If M6 felt that its customer base wouldn't grasp the significance of the '8' in the title then they could have gone with the film's alternative English title, "The H8ful Eight".
Hey @augustus .
You're thinking of it with a English point of view : if French people see the word "H8ful", their first thought will not be 'eight' for '8', they'll be thinking 'huit' (= eight in French), thus there's even more confusion.
One theory i have for the translated title is like often, it comes down to pronunciation. I'm saying the title in my head with a thick French accent and yes, you will find many people not really familiar with the English language who will pronounce "hate" the same way as "eight". It could be tricky to remember and/or say it when you are at the box office asking for a ticket.

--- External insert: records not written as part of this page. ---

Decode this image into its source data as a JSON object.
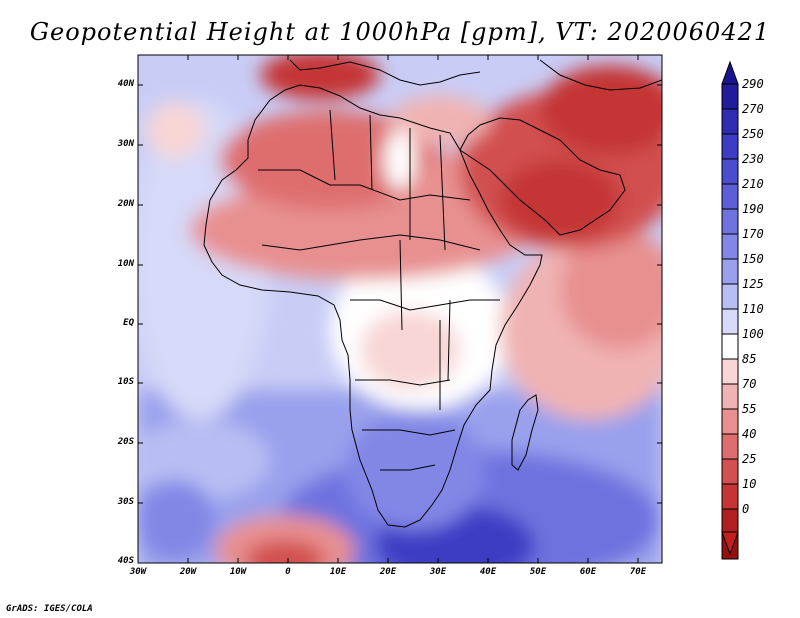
{
  "title": "Geopotential Height at 1000hPa [gpm], VT: 2020060421",
  "credit": "GrADS: IGES/COLA",
  "map": {
    "variable": "Geopotential Height at 1000hPa",
    "units": "gpm",
    "valid_time": "2020060421",
    "lat_labels": [
      "40N",
      "30N",
      "20N",
      "10N",
      "EQ",
      "10S",
      "20S",
      "30S",
      "40S"
    ],
    "lon_labels": [
      "30W",
      "20W",
      "10W",
      "0",
      "10E",
      "20E",
      "30E",
      "40E",
      "50E",
      "60E",
      "70E"
    ]
  },
  "colorbar": {
    "labels": [
      "290",
      "270",
      "250",
      "230",
      "210",
      "190",
      "170",
      "150",
      "125",
      "110",
      "100",
      "85",
      "70",
      "55",
      "40",
      "25",
      "10",
      "0"
    ],
    "colors": [
      "#221c9c",
      "#2f2cb2",
      "#3c3cc4",
      "#4b4dcf",
      "#5c5fd8",
      "#6e72df",
      "#8287e6",
      "#9aa0ec",
      "#b8bdf3",
      "#d6d9f8",
      "#ffffff",
      "#f8d6d6",
      "#f0b3b3",
      "#e89090",
      "#de6e6e",
      "#d25050",
      "#c43636",
      "#b02020",
      "#951010"
    ]
  }
}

I don't think it's got something to do with Inglorious Basterds. As you said, Inglorious Basterds was released as Inglorious Basterds in France. Of course people know Tarantino for that great film, but no one will make the connection between the English word "Basterds" and the french word "Salopards", other than they're both insults.

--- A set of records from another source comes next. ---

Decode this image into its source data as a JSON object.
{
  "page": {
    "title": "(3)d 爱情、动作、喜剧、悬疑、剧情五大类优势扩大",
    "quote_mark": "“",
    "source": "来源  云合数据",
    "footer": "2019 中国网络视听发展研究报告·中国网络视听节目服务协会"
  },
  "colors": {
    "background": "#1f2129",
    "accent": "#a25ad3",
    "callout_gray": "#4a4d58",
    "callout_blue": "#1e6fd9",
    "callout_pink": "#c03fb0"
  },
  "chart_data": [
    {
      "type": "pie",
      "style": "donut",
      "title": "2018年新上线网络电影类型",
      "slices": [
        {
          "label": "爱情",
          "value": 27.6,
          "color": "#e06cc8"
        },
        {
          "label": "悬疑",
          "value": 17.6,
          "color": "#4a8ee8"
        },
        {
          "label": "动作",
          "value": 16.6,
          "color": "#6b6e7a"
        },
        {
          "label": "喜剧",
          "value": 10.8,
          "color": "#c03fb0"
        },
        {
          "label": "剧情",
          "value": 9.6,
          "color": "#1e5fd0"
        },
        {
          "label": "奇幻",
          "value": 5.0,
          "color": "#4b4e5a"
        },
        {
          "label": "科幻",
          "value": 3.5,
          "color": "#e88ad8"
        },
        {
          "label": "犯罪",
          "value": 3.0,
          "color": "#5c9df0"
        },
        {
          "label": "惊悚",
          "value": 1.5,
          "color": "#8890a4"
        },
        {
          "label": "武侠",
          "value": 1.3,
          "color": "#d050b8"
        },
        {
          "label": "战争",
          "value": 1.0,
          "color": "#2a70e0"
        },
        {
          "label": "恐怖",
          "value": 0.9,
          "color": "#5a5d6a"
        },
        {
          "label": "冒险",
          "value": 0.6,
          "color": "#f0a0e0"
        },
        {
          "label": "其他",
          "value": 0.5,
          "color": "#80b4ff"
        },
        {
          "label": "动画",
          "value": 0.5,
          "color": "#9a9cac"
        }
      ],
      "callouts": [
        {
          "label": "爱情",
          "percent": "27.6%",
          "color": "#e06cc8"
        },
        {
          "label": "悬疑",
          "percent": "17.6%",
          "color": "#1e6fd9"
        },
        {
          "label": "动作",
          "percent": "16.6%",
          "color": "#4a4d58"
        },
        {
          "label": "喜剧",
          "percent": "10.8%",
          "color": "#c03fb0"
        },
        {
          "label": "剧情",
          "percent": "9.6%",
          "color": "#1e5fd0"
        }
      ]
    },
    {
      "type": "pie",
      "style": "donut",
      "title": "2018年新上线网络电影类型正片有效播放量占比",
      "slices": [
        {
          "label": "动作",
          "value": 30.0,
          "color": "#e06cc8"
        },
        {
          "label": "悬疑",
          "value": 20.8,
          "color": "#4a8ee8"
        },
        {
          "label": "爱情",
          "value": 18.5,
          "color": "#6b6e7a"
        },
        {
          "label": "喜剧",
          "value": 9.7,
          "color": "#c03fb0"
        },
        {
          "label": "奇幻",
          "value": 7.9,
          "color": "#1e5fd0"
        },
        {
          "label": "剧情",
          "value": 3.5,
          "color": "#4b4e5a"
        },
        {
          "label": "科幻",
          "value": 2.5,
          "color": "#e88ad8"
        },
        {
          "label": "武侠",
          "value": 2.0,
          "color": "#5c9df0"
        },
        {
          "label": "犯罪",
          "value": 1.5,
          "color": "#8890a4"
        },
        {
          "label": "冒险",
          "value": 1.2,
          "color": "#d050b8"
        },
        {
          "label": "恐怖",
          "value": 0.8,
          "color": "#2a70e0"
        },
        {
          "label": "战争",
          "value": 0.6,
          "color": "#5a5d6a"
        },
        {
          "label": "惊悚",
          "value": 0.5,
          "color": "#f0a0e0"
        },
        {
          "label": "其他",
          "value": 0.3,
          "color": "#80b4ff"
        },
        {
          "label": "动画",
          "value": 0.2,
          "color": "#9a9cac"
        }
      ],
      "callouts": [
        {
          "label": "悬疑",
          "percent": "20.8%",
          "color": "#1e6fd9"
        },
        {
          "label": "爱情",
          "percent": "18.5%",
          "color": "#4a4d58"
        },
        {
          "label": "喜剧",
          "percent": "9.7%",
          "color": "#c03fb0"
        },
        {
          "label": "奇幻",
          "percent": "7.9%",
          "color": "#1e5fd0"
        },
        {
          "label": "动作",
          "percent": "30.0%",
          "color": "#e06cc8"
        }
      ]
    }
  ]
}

By the way, "bastard" is a lot friendlier in English than "bâtard" in French, in my view/experience at least... "you magnificent bastard" is okay in English, not its French translation ; "mon salaud" conveys the same friendliness - and "salaud" is kind of related to "salopard" (the feminine version of "salaud" is "salope").
The literal translation for "hateful" is "haineux". But Les 8 Haineux doesn't sound good.

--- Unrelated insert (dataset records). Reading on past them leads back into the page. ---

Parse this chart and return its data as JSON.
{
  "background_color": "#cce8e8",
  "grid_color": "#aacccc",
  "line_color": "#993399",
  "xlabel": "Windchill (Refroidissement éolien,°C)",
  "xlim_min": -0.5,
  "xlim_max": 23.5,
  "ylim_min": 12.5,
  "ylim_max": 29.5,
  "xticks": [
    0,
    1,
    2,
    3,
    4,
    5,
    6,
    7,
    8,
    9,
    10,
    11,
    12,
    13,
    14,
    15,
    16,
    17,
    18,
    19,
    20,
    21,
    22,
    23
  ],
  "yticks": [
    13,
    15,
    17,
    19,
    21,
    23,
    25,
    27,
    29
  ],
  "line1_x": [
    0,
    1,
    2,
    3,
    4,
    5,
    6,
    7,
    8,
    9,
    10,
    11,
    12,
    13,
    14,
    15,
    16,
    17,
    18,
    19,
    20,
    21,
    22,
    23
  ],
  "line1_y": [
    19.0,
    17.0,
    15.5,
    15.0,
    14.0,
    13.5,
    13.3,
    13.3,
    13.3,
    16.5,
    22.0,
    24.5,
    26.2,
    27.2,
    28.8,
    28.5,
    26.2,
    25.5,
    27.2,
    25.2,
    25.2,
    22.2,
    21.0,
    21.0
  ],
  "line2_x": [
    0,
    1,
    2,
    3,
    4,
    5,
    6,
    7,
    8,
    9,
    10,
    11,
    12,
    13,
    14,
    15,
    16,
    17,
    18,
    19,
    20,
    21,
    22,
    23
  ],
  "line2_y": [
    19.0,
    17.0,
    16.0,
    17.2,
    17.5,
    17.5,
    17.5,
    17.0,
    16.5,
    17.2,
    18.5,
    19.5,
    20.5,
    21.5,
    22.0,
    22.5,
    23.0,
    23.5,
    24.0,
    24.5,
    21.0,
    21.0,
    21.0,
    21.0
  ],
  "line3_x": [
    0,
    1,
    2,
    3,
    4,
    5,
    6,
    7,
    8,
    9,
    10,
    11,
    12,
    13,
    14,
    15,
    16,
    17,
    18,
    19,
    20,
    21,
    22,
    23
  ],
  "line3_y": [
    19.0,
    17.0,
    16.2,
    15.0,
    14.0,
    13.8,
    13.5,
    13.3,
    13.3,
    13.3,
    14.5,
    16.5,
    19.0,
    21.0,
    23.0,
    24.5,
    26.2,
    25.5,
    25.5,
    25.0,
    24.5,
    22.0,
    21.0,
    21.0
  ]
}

But interestingly, the 1960 western The Magnificent Seven was released as Les Sept Mercenaires in France ("The Seven Mercenaries"), and also interestingly, the 1967 war film The Dirty Dozen was released in France as "Les Douze Salopards" (= The Twelve Basterds) . So Tarantino may have made a reference to these films with his title, and the French title translated it just like we did back in the 60s for those two influencial war/western films.
On an unrelated note, I've seen people refer to the UK/German Sicario steelbook as having the WWA art. It's not WWA, and the French steelbook isn't WWA either, there's no WWA possible for that film, it just happens Lionsgate exists in Germany and they could share the steelbook run, but there's no Lionsgate in France — Metropolitan picks up many of their releases, including Sicario and Hunger Games, also getting an upcoming Metropolitan steelbook with art that is different from the UK release (I mean there's no Mockingjay I & II combo planned for elsewhere, amazon.co.uk has a complete series steelbook though). Universal, Warner, Paramount have French branches, StudioCanal also shares steelbook print runs between UK and France for new films (Shaun the Sheep, Paddington, Macbeth), but not Lionsgate .
EDIT : There's a great article (in French) about the fact that for the first time with a Tarantino film, the title is translated. It confirms my reasoning about the referencial title not to Inglorious Basterds but to the big ancien westerns. They see the literal translation of "Hateful Eight" as "Huit Odieux" (not "Huit Haineux" like I said before, I guess both are equally not very compelling for a film title). Also the article mentions that Tarantino's films bounce around between distributors: all of his films until Death Proof were distributed by TF1, but Inglorious was with Universal France, Django was with Sony, and now H8ful is with M6 for the DVD/Blu-ray market (SND for the big screen, and the article says they paid a pretty penny for the rights).